No, I never went to Biddy Early. What would they want with the like of me? It's the good and the pious they come for.

I remember fourteen years ago how eleven women were taken in childbirth from this parish. But as to the old, what business would they have with them? They'd be nothing but a bother to them. There was a woman living by the road that goes to Scahanagh, and one day a carriage stopped at her door, and a grand lady came out of it, and asked would she come and give the breast to her child, and she said she couldn't leave her own children. But the lady said no harm would happen her, and brought her away to a big house, but when she got there she wouldn't stop, but went home again. And in the morning the woman's cow was dead. And the husband that had a card for carding flax looked through it; and in the place of the cow, there was nothing but an old man.


And there was a man and a girl that gave one another a hard promise he never to marry any other woman, and she never to marry any other man. But he broke his promise and married another. And the girl died, and one night he saw a sort of a shadow coming across the grass, and she spoke to him, and it was the girl he had promised to marry, and she kept him in talk till midnight. And she came every night after that, and would stop till midnight, and he began to waste away and to get thin, and his wife asked him what was on him, and she picked out of him what it was. And after that the girl asked him to come and save her, and she would be on the second first horse going through a gap. And he went, and when he got there his courage failed, and he did nothing to save her, but after that he never saw her again.

Mrs. Roche:

There was a woman used to go away with them, and they'd leave her at the doorstep in the morning, and she wouldn't be the better for a long time of all she'd gone through. She got out of it after, and was a fine woman when I knew her.

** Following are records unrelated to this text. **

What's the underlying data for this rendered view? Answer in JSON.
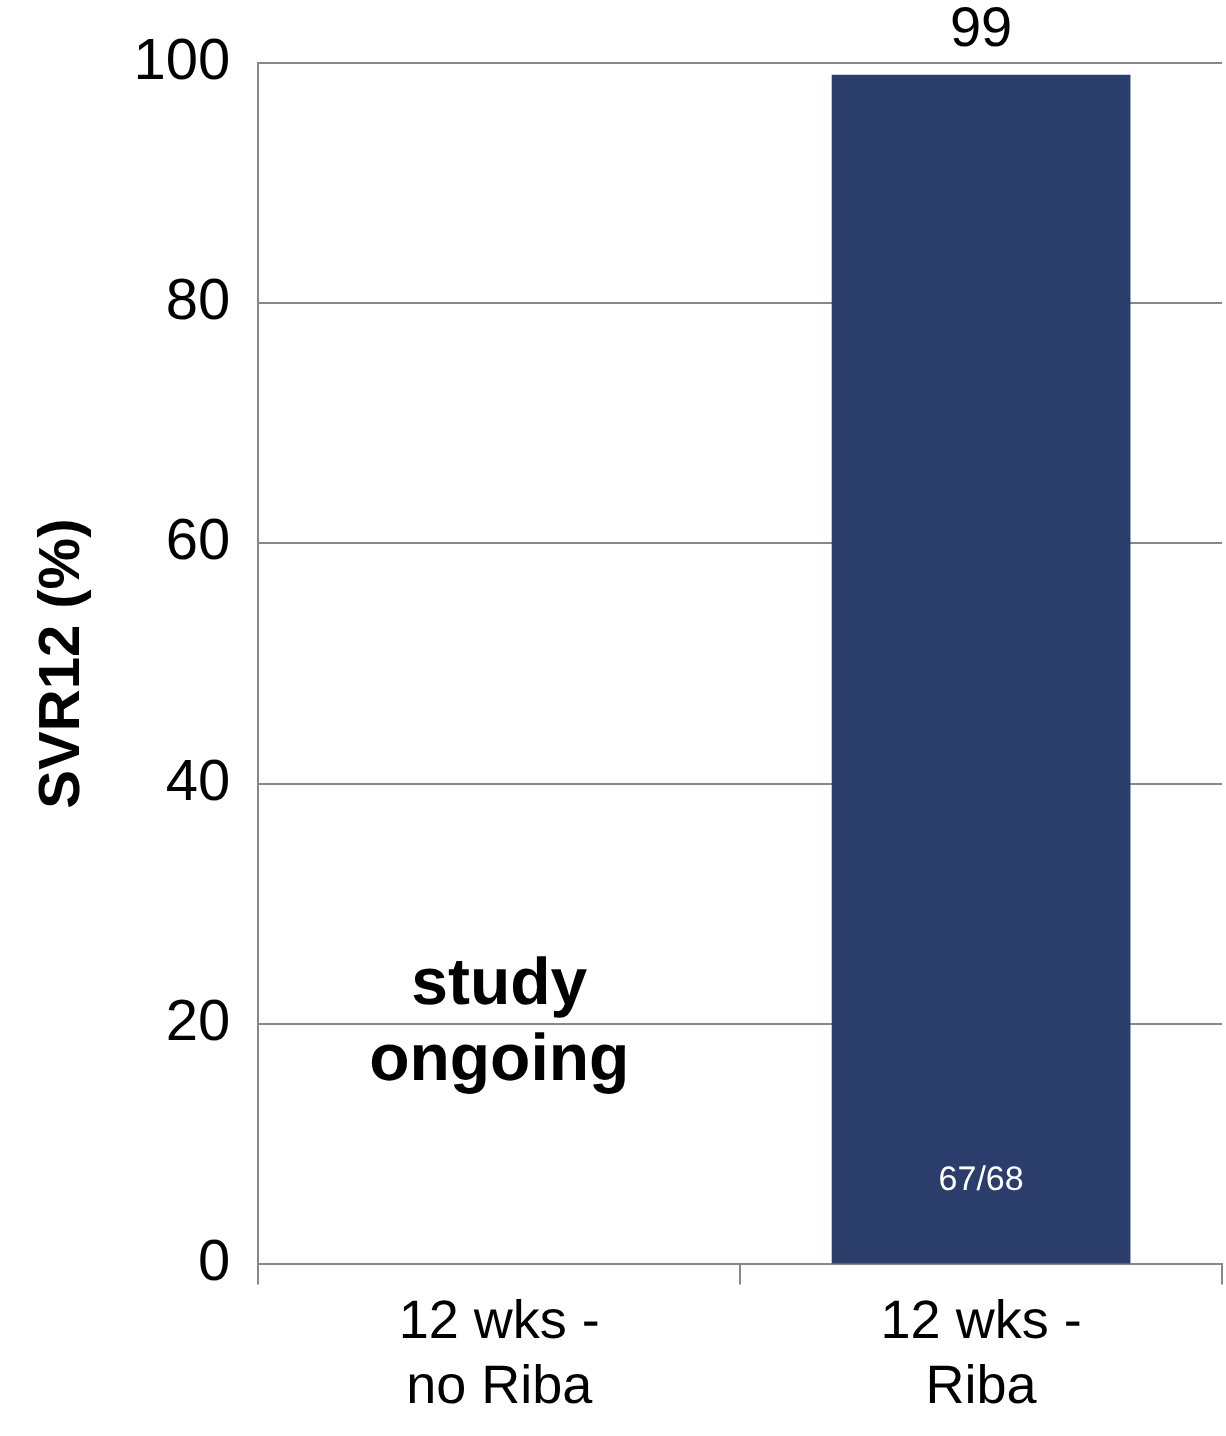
{
  "chart_data": {
    "type": "bar",
    "ylabel": "SVR12 (%)",
    "categories": [
      "12 wks -\nno Riba",
      "12 wks -\nRiba"
    ],
    "values": [
      null,
      99
    ],
    "color": "#2b3d6b",
    "ylim": [
      0,
      100
    ],
    "yticks": [
      0,
      20,
      40,
      60,
      80,
      100
    ],
    "grid": "y",
    "legend": false,
    "data_labels": true,
    "annotations": [
      "study\nongoing",
      "67/68"
    ]
  }
}
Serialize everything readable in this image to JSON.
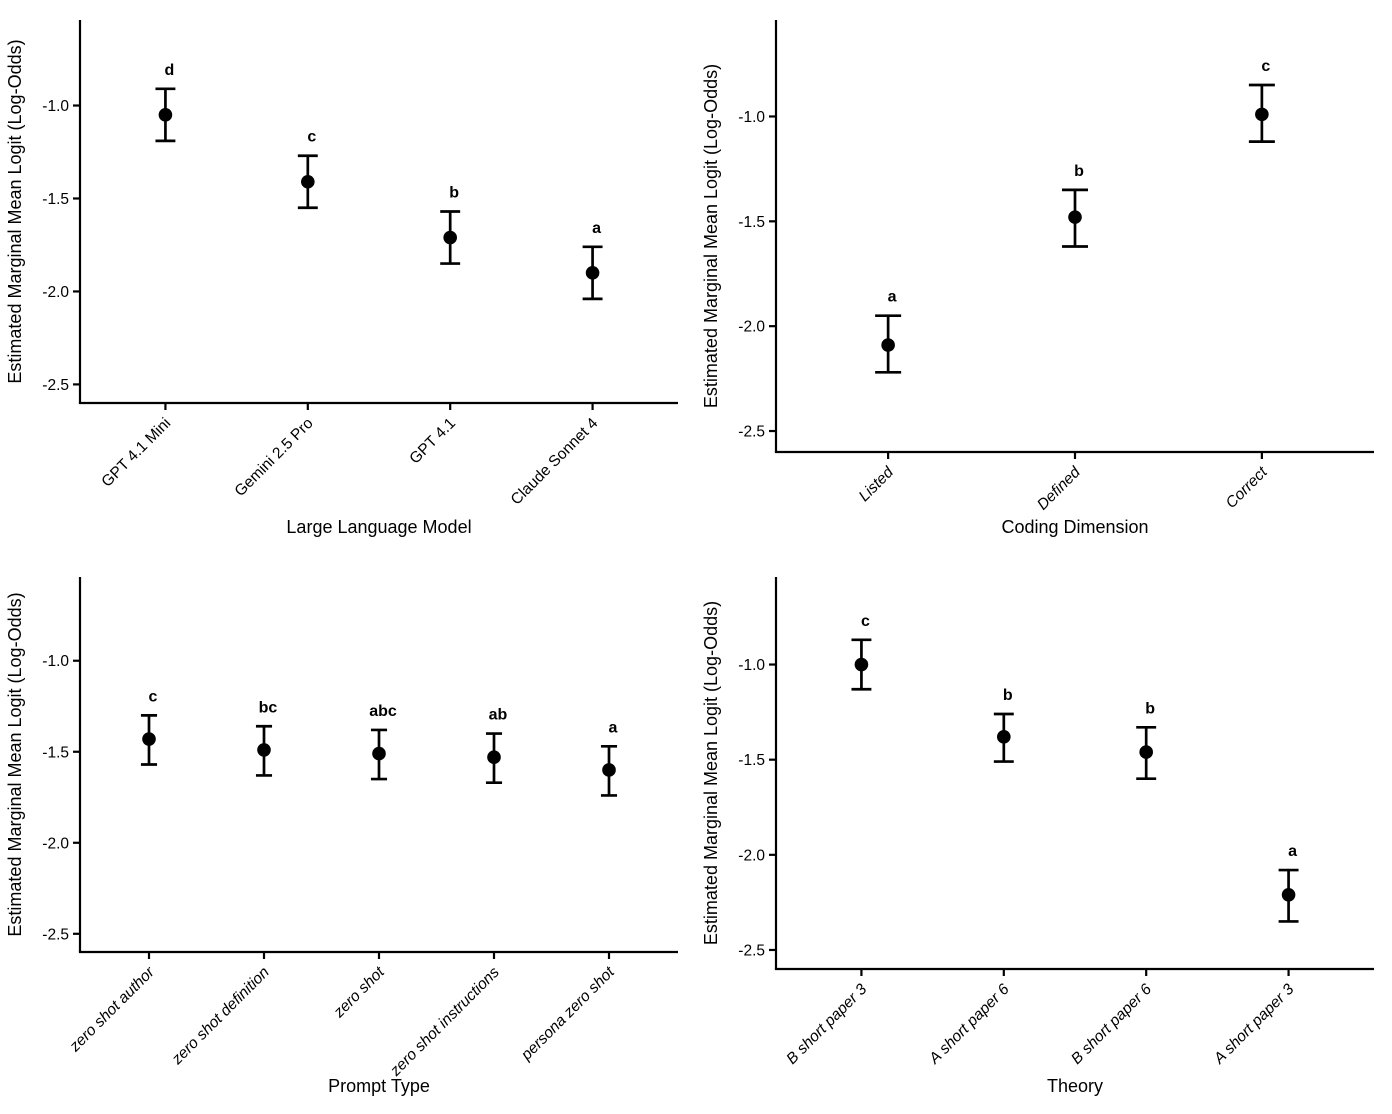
{
  "page": {
    "background": "#ffffff",
    "foreground": "#000000"
  },
  "chart_data": [
    {
      "type": "scatter",
      "subtype": "pointrange",
      "title": "",
      "xlabel": "Large Language Model",
      "ylabel": "Estimated Marginal Mean Logit (Log-Odds)",
      "ylim": [
        -2.6,
        -0.54
      ],
      "yticks": [
        -1.0,
        -1.5,
        -2.0,
        -2.5
      ],
      "ytick_labels": [
        "-1.0",
        "-1.5",
        "-2.0",
        "-2.5"
      ],
      "grid": false,
      "legend": false,
      "point_color": "#000000",
      "x_tick_style": "normal",
      "categories": [
        "GPT 4.1 Mini",
        "Gemini 2.5 Pro",
        "GPT 4.1",
        "Claude Sonnet 4"
      ],
      "points": [
        {
          "category": "GPT 4.1 Mini",
          "mean": -1.05,
          "ci_low": -1.19,
          "ci_high": -0.91,
          "letter": "d"
        },
        {
          "category": "Gemini 2.5 Pro",
          "mean": -1.41,
          "ci_low": -1.55,
          "ci_high": -1.27,
          "letter": "c"
        },
        {
          "category": "GPT 4.1",
          "mean": -1.71,
          "ci_low": -1.85,
          "ci_high": -1.57,
          "letter": "b"
        },
        {
          "category": "Claude Sonnet 4",
          "mean": -1.9,
          "ci_low": -2.04,
          "ci_high": -1.76,
          "letter": "a"
        }
      ]
    },
    {
      "type": "scatter",
      "subtype": "pointrange",
      "title": "",
      "xlabel": "Coding Dimension",
      "ylabel": "Estimated Marginal Mean Logit (Log-Odds)",
      "ylim": [
        -2.6,
        -0.54
      ],
      "yticks": [
        -1.0,
        -1.5,
        -2.0,
        -2.5
      ],
      "ytick_labels": [
        "-1.0",
        "-1.5",
        "-2.0",
        "-2.5"
      ],
      "grid": false,
      "legend": false,
      "point_color": "#000000",
      "x_tick_style": "italic",
      "categories": [
        "Listed",
        "Defined",
        "Correct"
      ],
      "points": [
        {
          "category": "Listed",
          "mean": -2.09,
          "ci_low": -2.22,
          "ci_high": -1.95,
          "letter": "a"
        },
        {
          "category": "Defined",
          "mean": -1.48,
          "ci_low": -1.62,
          "ci_high": -1.35,
          "letter": "b"
        },
        {
          "category": "Correct",
          "mean": -0.99,
          "ci_low": -1.12,
          "ci_high": -0.85,
          "letter": "c"
        }
      ]
    },
    {
      "type": "scatter",
      "subtype": "pointrange",
      "title": "",
      "xlabel": "Prompt Type",
      "ylabel": "Estimated Marginal Mean Logit (Log-Odds)",
      "ylim": [
        -2.6,
        -0.54
      ],
      "yticks": [
        -1.0,
        -1.5,
        -2.0,
        -2.5
      ],
      "ytick_labels": [
        "-1.0",
        "-1.5",
        "-2.0",
        "-2.5"
      ],
      "grid": false,
      "legend": false,
      "point_color": "#000000",
      "x_tick_style": "italic",
      "categories": [
        "zero shot author",
        "zero shot definition",
        "zero shot",
        "zero shot instructions",
        "persona zero shot"
      ],
      "points": [
        {
          "category": "zero shot author",
          "mean": -1.43,
          "ci_low": -1.57,
          "ci_high": -1.3,
          "letter": "c"
        },
        {
          "category": "zero shot definition",
          "mean": -1.49,
          "ci_low": -1.63,
          "ci_high": -1.36,
          "letter": "bc"
        },
        {
          "category": "zero shot",
          "mean": -1.51,
          "ci_low": -1.65,
          "ci_high": -1.38,
          "letter": "abc"
        },
        {
          "category": "zero shot instructions",
          "mean": -1.53,
          "ci_low": -1.67,
          "ci_high": -1.4,
          "letter": "ab"
        },
        {
          "category": "persona zero shot",
          "mean": -1.6,
          "ci_low": -1.74,
          "ci_high": -1.47,
          "letter": "a"
        }
      ]
    },
    {
      "type": "scatter",
      "subtype": "pointrange",
      "title": "",
      "xlabel": "Theory",
      "ylabel": "Estimated Marginal Mean Logit (Log-Odds)",
      "ylim": [
        -2.6,
        -0.54
      ],
      "yticks": [
        -1.0,
        -1.5,
        -2.0,
        -2.5
      ],
      "ytick_labels": [
        "-1.0",
        "-1.5",
        "-2.0",
        "-2.5"
      ],
      "grid": false,
      "legend": false,
      "point_color": "#000000",
      "x_tick_style": "italic",
      "categories": [
        "B short paper 3",
        "A short paper 6",
        "B short paper 6",
        "A short paper 3"
      ],
      "points": [
        {
          "category": "B short paper 3",
          "mean": -1.0,
          "ci_low": -1.13,
          "ci_high": -0.87,
          "letter": "c"
        },
        {
          "category": "A short paper 6",
          "mean": -1.38,
          "ci_low": -1.51,
          "ci_high": -1.26,
          "letter": "b"
        },
        {
          "category": "B short paper 6",
          "mean": -1.46,
          "ci_low": -1.6,
          "ci_high": -1.33,
          "letter": "b"
        },
        {
          "category": "A short paper 3",
          "mean": -2.21,
          "ci_low": -2.35,
          "ci_high": -2.08,
          "letter": "a"
        }
      ]
    }
  ]
}
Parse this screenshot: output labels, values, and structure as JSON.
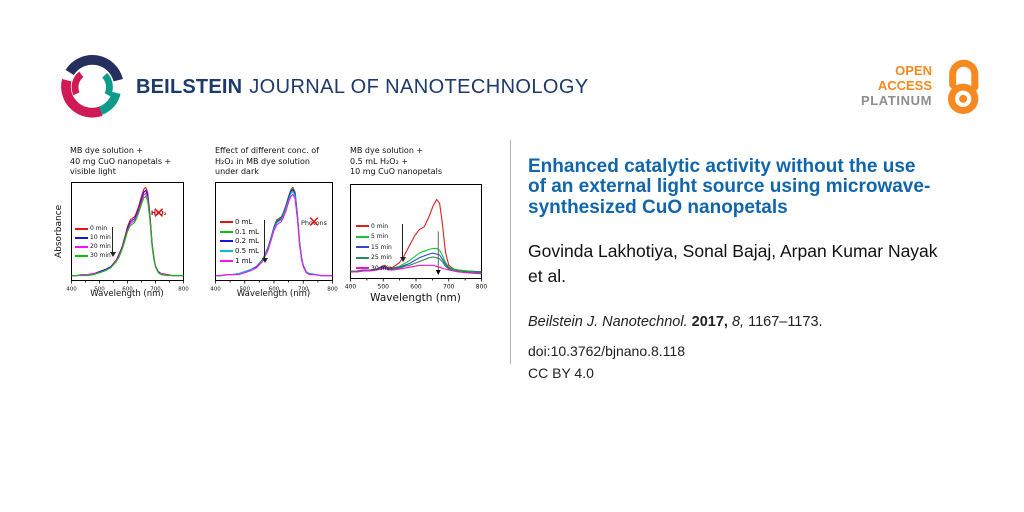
{
  "header": {
    "brand_bold": "BEILSTEIN",
    "brand_rest": "JOURNAL OF NANOTECHNOLOGY",
    "brand_color": "#1d3a6b",
    "open_access": {
      "line1": "OPEN",
      "line2": "ACCESS",
      "line3": "PLATINUM",
      "orange": "#f6891f",
      "gray": "#8d8d8d"
    },
    "logo_colors": {
      "navy": "#252f5e",
      "teal": "#0d9b8e",
      "crimson": "#cf1a55"
    }
  },
  "article": {
    "title_lines": [
      "Enhanced catalytic activity without the use",
      "of an external light source using microwave-",
      "synthesized CuO nanopetals"
    ],
    "title_color": "#1166ab",
    "authors_lines": [
      "Govinda Lakhotiya, Sonal Bajaj, Arpan Kumar Nayak",
      "et al."
    ],
    "citation": {
      "journal": "Beilstein J. Nanotechnol.",
      "year": "2017,",
      "volume": "8,",
      "pages": "1167–1173."
    },
    "doi": "doi:10.3762/bjnano.8.118",
    "license": "CC BY 4.0"
  },
  "chart_data": [
    {
      "type": "line",
      "title_lines": [
        "MB dye solution +",
        "40 mg CuO nanopetals +",
        "visible light"
      ],
      "xlabel": "Wavelength (nm)",
      "ylabel": "Absorbance",
      "xlim": [
        400,
        800
      ],
      "xticks": [
        400,
        500,
        600,
        700,
        800
      ],
      "grid": false,
      "legend_position": "center-left",
      "annotation": {
        "text": "H₂O₂",
        "cross_icon": "✕"
      },
      "x": [
        400,
        420,
        440,
        460,
        480,
        500,
        510,
        520,
        540,
        560,
        570,
        580,
        590,
        600,
        610,
        615,
        620,
        625,
        630,
        640,
        650,
        658,
        665,
        672,
        680,
        688,
        695,
        700,
        710,
        720,
        740,
        760,
        780,
        800
      ],
      "series": [
        {
          "label": "0 min",
          "color": "#e01616",
          "y": [
            0.05,
            0.05,
            0.06,
            0.06,
            0.07,
            0.09,
            0.1,
            0.11,
            0.14,
            0.21,
            0.27,
            0.34,
            0.44,
            0.55,
            0.62,
            0.63,
            0.64,
            0.65,
            0.68,
            0.76,
            0.86,
            0.93,
            0.95,
            0.9,
            0.68,
            0.38,
            0.22,
            0.15,
            0.09,
            0.07,
            0.06,
            0.05,
            0.05,
            0.05
          ]
        },
        {
          "label": "10 min",
          "color": "#1818d8",
          "y": [
            0.05,
            0.05,
            0.06,
            0.06,
            0.07,
            0.09,
            0.1,
            0.11,
            0.14,
            0.2,
            0.26,
            0.33,
            0.42,
            0.53,
            0.6,
            0.61,
            0.62,
            0.63,
            0.66,
            0.73,
            0.83,
            0.9,
            0.92,
            0.87,
            0.66,
            0.37,
            0.21,
            0.14,
            0.09,
            0.07,
            0.06,
            0.05,
            0.05,
            0.05
          ]
        },
        {
          "label": "20 min",
          "color": "#f214f2",
          "y": [
            0.05,
            0.05,
            0.06,
            0.06,
            0.07,
            0.08,
            0.09,
            0.1,
            0.13,
            0.2,
            0.25,
            0.32,
            0.41,
            0.51,
            0.58,
            0.59,
            0.6,
            0.61,
            0.64,
            0.71,
            0.8,
            0.87,
            0.89,
            0.84,
            0.64,
            0.36,
            0.21,
            0.14,
            0.08,
            0.07,
            0.06,
            0.05,
            0.05,
            0.05
          ]
        },
        {
          "label": "30 min",
          "color": "#0cc00c",
          "y": [
            0.05,
            0.05,
            0.05,
            0.05,
            0.06,
            0.08,
            0.09,
            0.1,
            0.13,
            0.19,
            0.24,
            0.31,
            0.4,
            0.5,
            0.56,
            0.57,
            0.58,
            0.59,
            0.62,
            0.69,
            0.78,
            0.84,
            0.86,
            0.81,
            0.62,
            0.34,
            0.2,
            0.14,
            0.08,
            0.06,
            0.05,
            0.05,
            0.05,
            0.05
          ]
        }
      ]
    },
    {
      "type": "line",
      "title_lines": [
        "Effect of different conc. of",
        "H₂O₂ in MB dye solution",
        "under dark"
      ],
      "xlabel": "Wavelength (nm)",
      "ylabel": "",
      "xlim": [
        400,
        800
      ],
      "xticks": [
        400,
        500,
        600,
        700,
        800
      ],
      "grid": false,
      "legend_position": "center-left",
      "annotation": {
        "text": "Photons",
        "cross_icon": "✕"
      },
      "x": [
        400,
        420,
        440,
        460,
        480,
        500,
        510,
        520,
        540,
        560,
        570,
        580,
        590,
        600,
        610,
        615,
        620,
        625,
        630,
        640,
        650,
        658,
        665,
        672,
        680,
        688,
        695,
        700,
        710,
        720,
        740,
        760,
        780,
        800
      ],
      "series": [
        {
          "label": "0 mL",
          "color": "#e01616",
          "y": [
            0.05,
            0.05,
            0.06,
            0.06,
            0.07,
            0.09,
            0.1,
            0.11,
            0.14,
            0.21,
            0.27,
            0.34,
            0.44,
            0.55,
            0.62,
            0.63,
            0.64,
            0.65,
            0.68,
            0.76,
            0.86,
            0.93,
            0.95,
            0.9,
            0.68,
            0.38,
            0.22,
            0.15,
            0.09,
            0.07,
            0.06,
            0.05,
            0.05,
            0.05
          ]
        },
        {
          "label": "0.1 mL",
          "color": "#0cc00c",
          "y": [
            0.05,
            0.05,
            0.06,
            0.06,
            0.07,
            0.09,
            0.1,
            0.11,
            0.14,
            0.21,
            0.27,
            0.34,
            0.44,
            0.54,
            0.61,
            0.62,
            0.63,
            0.64,
            0.67,
            0.75,
            0.85,
            0.92,
            0.94,
            0.89,
            0.67,
            0.38,
            0.22,
            0.15,
            0.09,
            0.07,
            0.06,
            0.05,
            0.05,
            0.05
          ]
        },
        {
          "label": "0.2 mL",
          "color": "#1818d8",
          "y": [
            0.05,
            0.05,
            0.06,
            0.06,
            0.07,
            0.09,
            0.1,
            0.11,
            0.14,
            0.2,
            0.26,
            0.33,
            0.43,
            0.54,
            0.6,
            0.61,
            0.62,
            0.63,
            0.66,
            0.74,
            0.84,
            0.91,
            0.93,
            0.88,
            0.66,
            0.37,
            0.21,
            0.15,
            0.09,
            0.07,
            0.06,
            0.05,
            0.05,
            0.05
          ]
        },
        {
          "label": "0.5 mL",
          "color": "#00c0d8",
          "y": [
            0.05,
            0.05,
            0.06,
            0.06,
            0.07,
            0.09,
            0.1,
            0.11,
            0.13,
            0.2,
            0.26,
            0.32,
            0.42,
            0.53,
            0.59,
            0.6,
            0.61,
            0.62,
            0.65,
            0.73,
            0.82,
            0.89,
            0.91,
            0.86,
            0.65,
            0.36,
            0.21,
            0.14,
            0.09,
            0.07,
            0.06,
            0.05,
            0.05,
            0.05
          ]
        },
        {
          "label": "1 mL",
          "color": "#f214f2",
          "y": [
            0.05,
            0.05,
            0.06,
            0.06,
            0.06,
            0.08,
            0.09,
            0.1,
            0.13,
            0.19,
            0.25,
            0.31,
            0.41,
            0.51,
            0.57,
            0.58,
            0.59,
            0.6,
            0.63,
            0.7,
            0.8,
            0.86,
            0.88,
            0.83,
            0.63,
            0.35,
            0.2,
            0.14,
            0.08,
            0.06,
            0.06,
            0.05,
            0.05,
            0.05
          ]
        }
      ]
    },
    {
      "type": "line",
      "title_lines": [
        "MB dye solution +",
        "0.5 mL H₂O₂ +",
        "10 mg CuO nanopetals"
      ],
      "xlabel": "Wavelength (nm)",
      "ylabel": "",
      "xlim": [
        400,
        800
      ],
      "xticks": [
        400,
        500,
        600,
        700,
        800
      ],
      "grid": false,
      "legend_position": "center-left",
      "inner_arrow": {
        "x": 668,
        "y_from": 0.5,
        "y_to": 0.09
      },
      "x": [
        400,
        420,
        440,
        460,
        480,
        495,
        505,
        515,
        530,
        550,
        565,
        580,
        595,
        610,
        625,
        640,
        652,
        663,
        672,
        680,
        690,
        700,
        715,
        730,
        760,
        800
      ],
      "series": [
        {
          "label": "0 min",
          "color": "#e02020",
          "y": [
            0.08,
            0.08,
            0.09,
            0.09,
            0.1,
            0.13,
            0.14,
            0.11,
            0.12,
            0.17,
            0.25,
            0.35,
            0.45,
            0.52,
            0.55,
            0.66,
            0.77,
            0.84,
            0.8,
            0.6,
            0.28,
            0.14,
            0.1,
            0.09,
            0.08,
            0.07
          ]
        },
        {
          "label": "5 min",
          "color": "#16c838",
          "y": [
            0.08,
            0.08,
            0.09,
            0.09,
            0.1,
            0.12,
            0.13,
            0.1,
            0.11,
            0.13,
            0.16,
            0.19,
            0.23,
            0.27,
            0.29,
            0.31,
            0.32,
            0.32,
            0.3,
            0.25,
            0.17,
            0.12,
            0.1,
            0.09,
            0.08,
            0.07
          ]
        },
        {
          "label": "15 min",
          "color": "#3048cc",
          "y": [
            0.08,
            0.08,
            0.09,
            0.09,
            0.1,
            0.12,
            0.13,
            0.1,
            0.11,
            0.12,
            0.14,
            0.16,
            0.19,
            0.22,
            0.24,
            0.26,
            0.27,
            0.26,
            0.25,
            0.21,
            0.15,
            0.11,
            0.09,
            0.08,
            0.07,
            0.07
          ]
        },
        {
          "label": "25 min",
          "color": "#2e8b57",
          "y": [
            0.08,
            0.08,
            0.08,
            0.09,
            0.09,
            0.11,
            0.12,
            0.1,
            0.1,
            0.11,
            0.13,
            0.14,
            0.16,
            0.18,
            0.2,
            0.22,
            0.23,
            0.22,
            0.21,
            0.18,
            0.13,
            0.1,
            0.09,
            0.08,
            0.07,
            0.06
          ]
        },
        {
          "label": "30 min",
          "color": "#ee14c8",
          "y": [
            0.07,
            0.07,
            0.08,
            0.08,
            0.09,
            0.1,
            0.11,
            0.09,
            0.09,
            0.1,
            0.11,
            0.12,
            0.13,
            0.14,
            0.14,
            0.14,
            0.14,
            0.13,
            0.12,
            0.11,
            0.1,
            0.09,
            0.08,
            0.07,
            0.06,
            0.05
          ]
        }
      ]
    }
  ]
}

My mother told me of a woman that used to go with them, and one night they were passing by a house, and there was no clean water in it, and it was readied up. And they said, "We'll have the blood of the man of the house." And there was a big pot of broth on the fire for the morning, for the poor people had no tea in those days; and the woman said, "Won't broth do you?" And they took the broth. And in the morning early, the woman after she was left back went to the house, and there was the woman of the house getting ready the broth, for it looked just like it did before. And she said, "Throw it out before you lose your husband." For she knew that the first that would taste it would die, and that it's to the man of the house that the first share is always given.